Access 1: 7 — page fault; frames: [7]
Access 2: 2 — page fault; frames: [7, 2]
Access 3: 7 — hit; frames: [7, 2]
Access 4: 3 — page fault; frames: [7, 2, 3]
Access 5: 2 — hit; frames: [7, 2, 3]
Access 6: 5 — page fault; frames: [7, 2, 3, 5]
Access 7: 3 — hit; frames: [7, 2, 3, 5]
Access 8: 4 — page fault; evict least recently used (7); frames: [4, 2, 3, 5]
Access 9: 6 — page fault; evict LRU (2); frames: [4, 6, 3, 5]
Access 10: 7 — page fault; evict LRU (5); frames: [4, 6, 3, 7]

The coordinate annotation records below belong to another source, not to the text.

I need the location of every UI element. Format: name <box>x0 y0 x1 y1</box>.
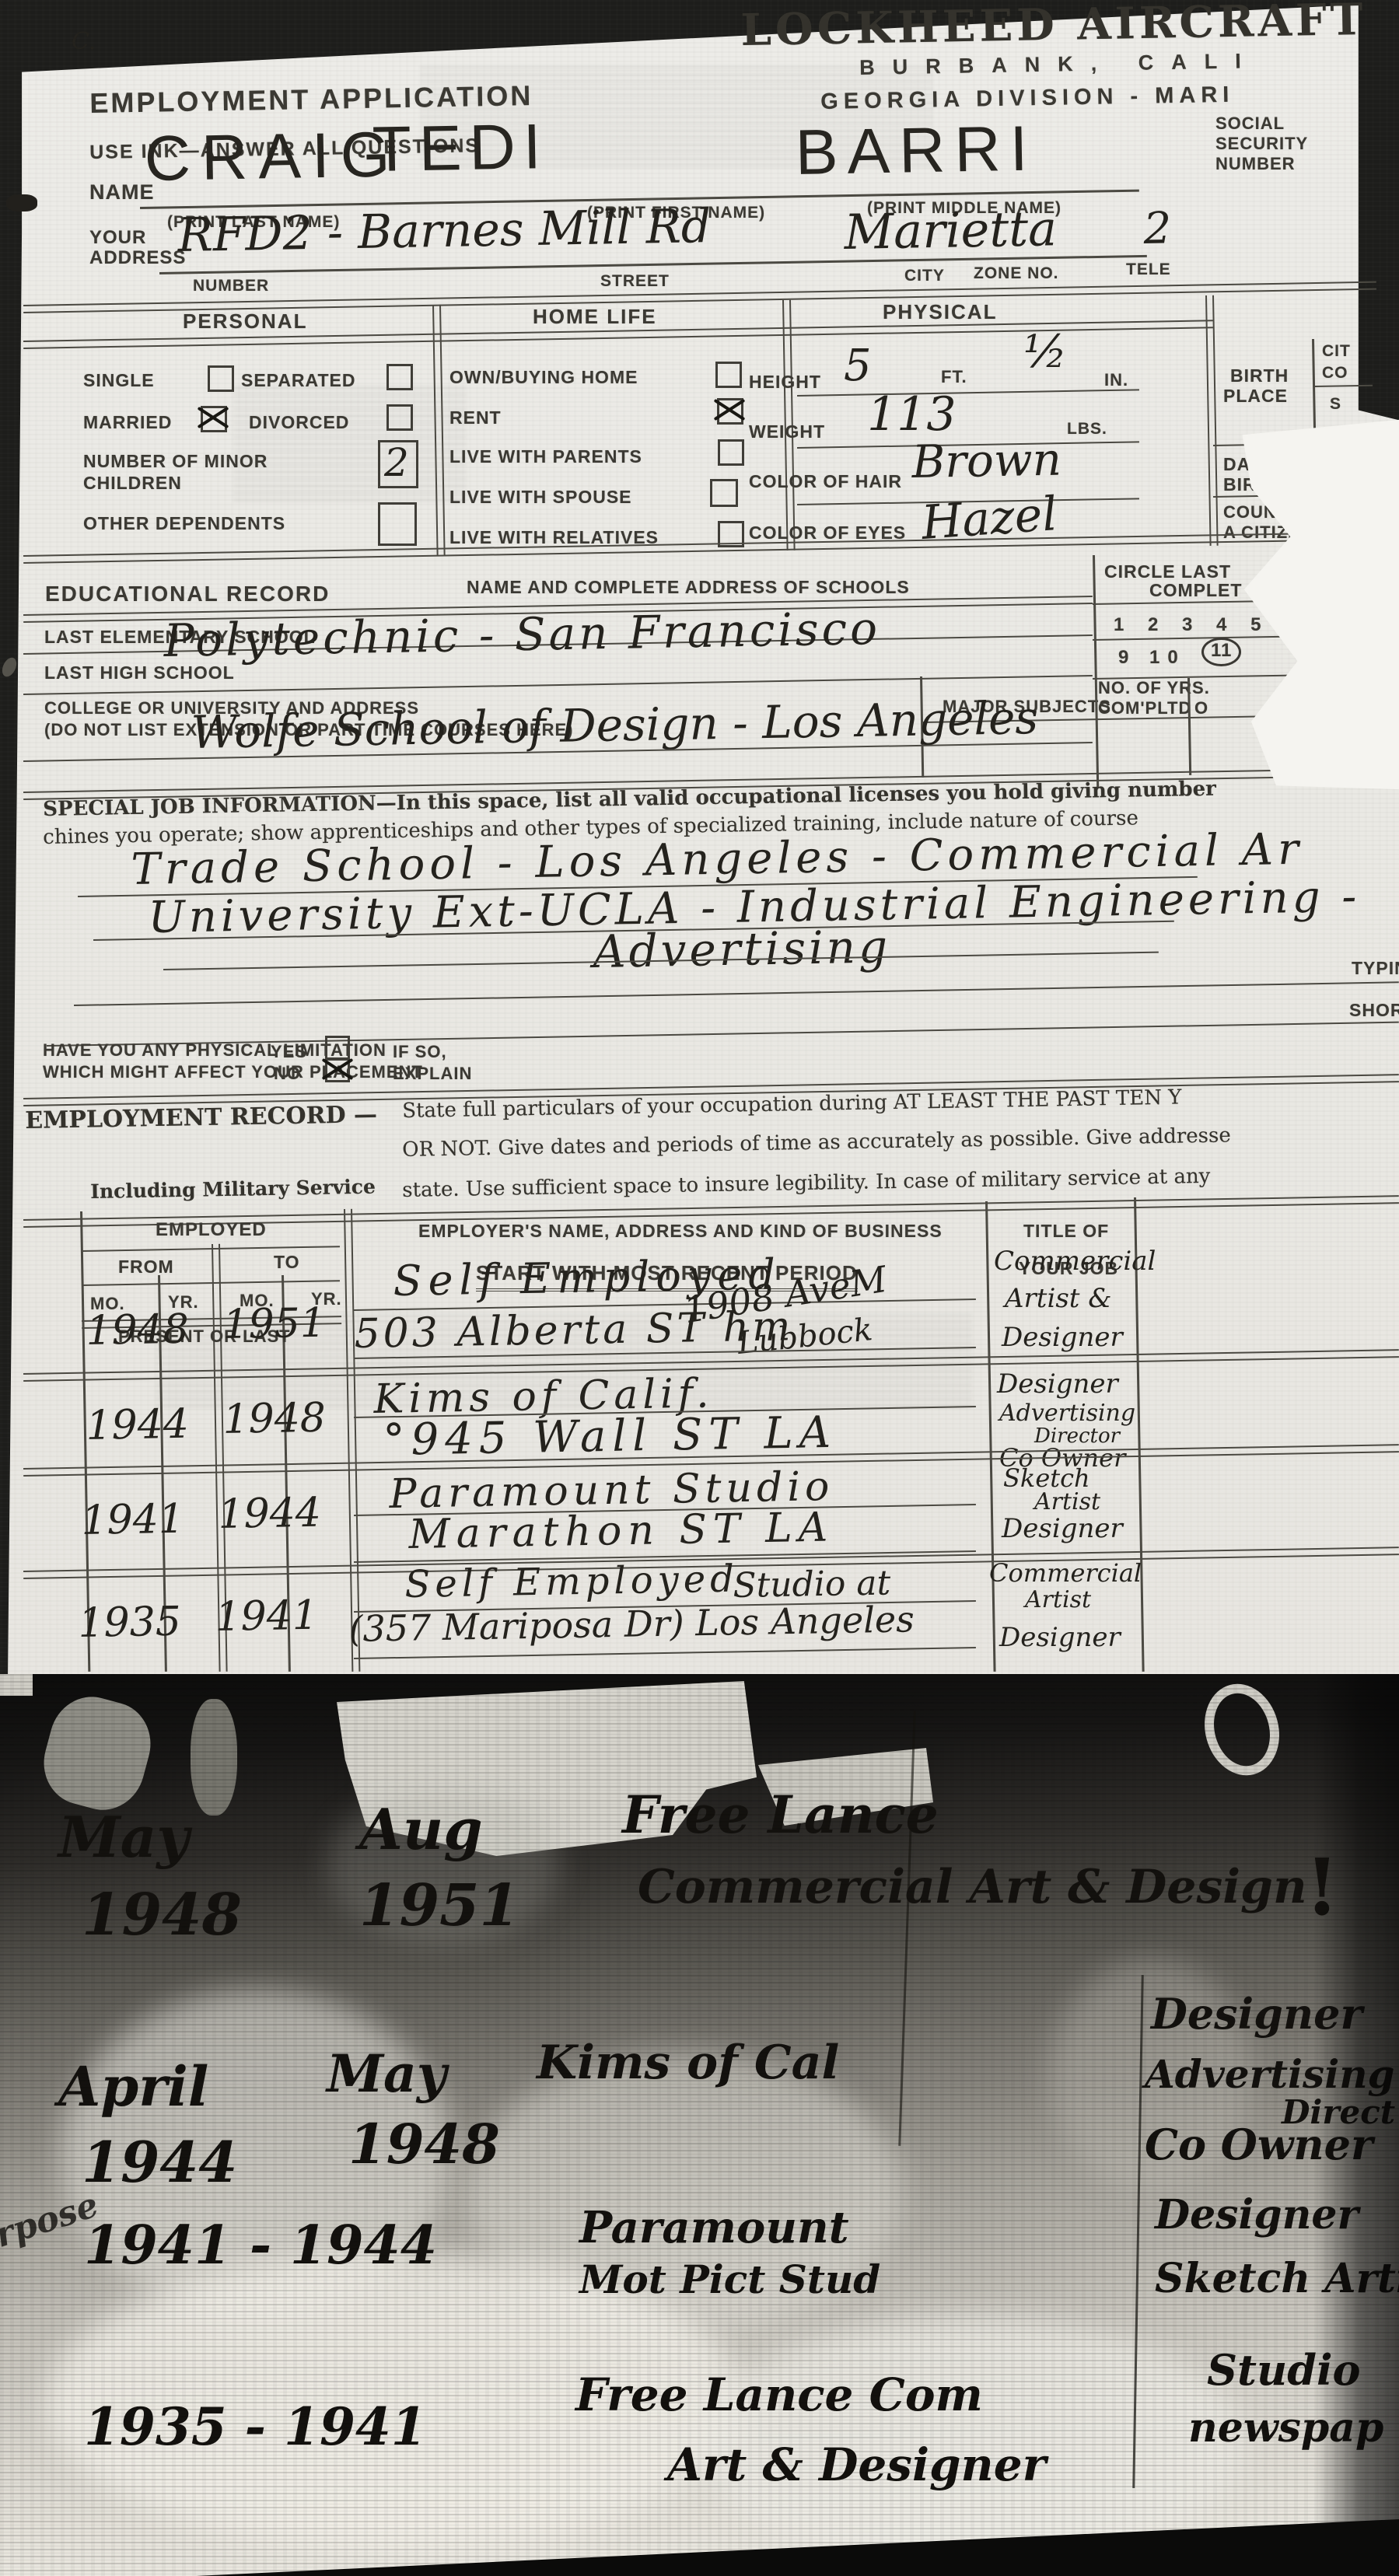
circle-last-label-1: CIRCLE LAST <box>1104 561 1231 582</box>
ps-2-business: Mot Pict Stud <box>579 2256 880 2302</box>
bleed-through-text <box>233 385 467 502</box>
birth-place-label-2: PLACE <box>1223 386 1288 407</box>
divorced-checkbox <box>386 404 413 431</box>
ssn-label-3: NUMBER <box>1215 154 1296 174</box>
yes-label: YES <box>271 1042 307 1062</box>
single-label: SINGLE <box>83 370 155 391</box>
ink-blob <box>6 194 37 211</box>
grade-11-circled: 11 <box>1201 638 1241 666</box>
job-0-title-3: Designer <box>1002 1322 1123 1353</box>
job-2-employer-line-2: Marathon ST LA <box>408 1504 834 1558</box>
job-1-to: 1948 <box>222 1395 326 1443</box>
ifso-label-1: IF SO, <box>393 1042 447 1062</box>
ps-0-to-month: Aug <box>359 1796 483 1862</box>
job-2-title-2: Artist <box>1034 1488 1100 1515</box>
height-ft-value: 5 <box>844 341 872 391</box>
no-label: NO <box>274 1064 301 1084</box>
typing-label: TYPIN <box>1352 958 1399 979</box>
explain-label: EXPLAIN <box>393 1064 472 1084</box>
yrs-header-2: COM'PLTD <box>1098 698 1191 718</box>
pen-mark: C. <box>72 28 96 55</box>
personal-section-title: PERSONAL <box>183 309 307 334</box>
weight-value: 113 <box>867 387 957 442</box>
employed-header: EMPLOYED <box>156 1219 267 1241</box>
ps-2-employer: Paramount <box>579 2202 849 2253</box>
weight-label: WEIGHT <box>749 421 825 442</box>
ink-mark <box>0 655 19 679</box>
special-job-hw-3: Advertising <box>593 920 891 978</box>
address-label-1: YOUR <box>89 227 146 249</box>
minor-children-value: 2 <box>384 440 409 485</box>
address-label-2: ADDRESS <box>89 247 186 269</box>
torn-fragment <box>0 1674 33 1696</box>
in-label: IN. <box>1104 370 1128 390</box>
live-with-spouse-label: LIVE WITH SPOUSE <box>449 487 632 508</box>
scanned-employment-application: C. EMPLOYMENT APPLICATION USE INK—ANSWER… <box>0 0 1399 2576</box>
minor-children-label-1: NUMBER OF MINOR <box>83 451 268 472</box>
job-0-to: 1951 <box>222 1300 326 1348</box>
separated-checkbox <box>386 364 413 390</box>
other-dependents-box <box>378 502 417 546</box>
job-2-to: 1944 <box>218 1490 321 1538</box>
ps-1-to-month: May <box>327 2043 446 2104</box>
circle-last-label-2: COMPLET <box>1149 580 1242 601</box>
married-checkbox <box>201 406 227 432</box>
job-1-title-1: Designer <box>997 1368 1118 1400</box>
married-label: MARRIED <box>83 412 172 433</box>
address-city-hint: CITY <box>904 267 945 285</box>
job-0-from: 1948 <box>86 1306 189 1354</box>
address-street-value: RFD2 - Barnes Mill Rd <box>177 199 712 263</box>
job-1-title-2: Advertising <box>999 1400 1135 1427</box>
grades-row-2: 9 10 <box>1118 647 1186 669</box>
live-with-spouse-checkbox <box>710 479 738 507</box>
height-in-value: ½ <box>1023 325 1067 378</box>
job-0-title-2: Artist & <box>1005 1283 1112 1314</box>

Access 11: 7 — hit; frames: [4, 6, 3, 7]
Access 12: 1 — page fault; evict LRU (3); frames: [4, 6, 1, 7]
Access 13: 5 — page fault; evict LRU (4); frames: [5, 6, 1, 7]
Access 14: 6 — hit; frames: [5, 6, 1, 7]
Access 15: 1 — hit; frames: [5, 6, 1, 7]
Counting page faults: there are 9 page faults out of 15 accesses. Page fault rate = 9/15 = 0.6 (rounded to one decimal place: 0.6).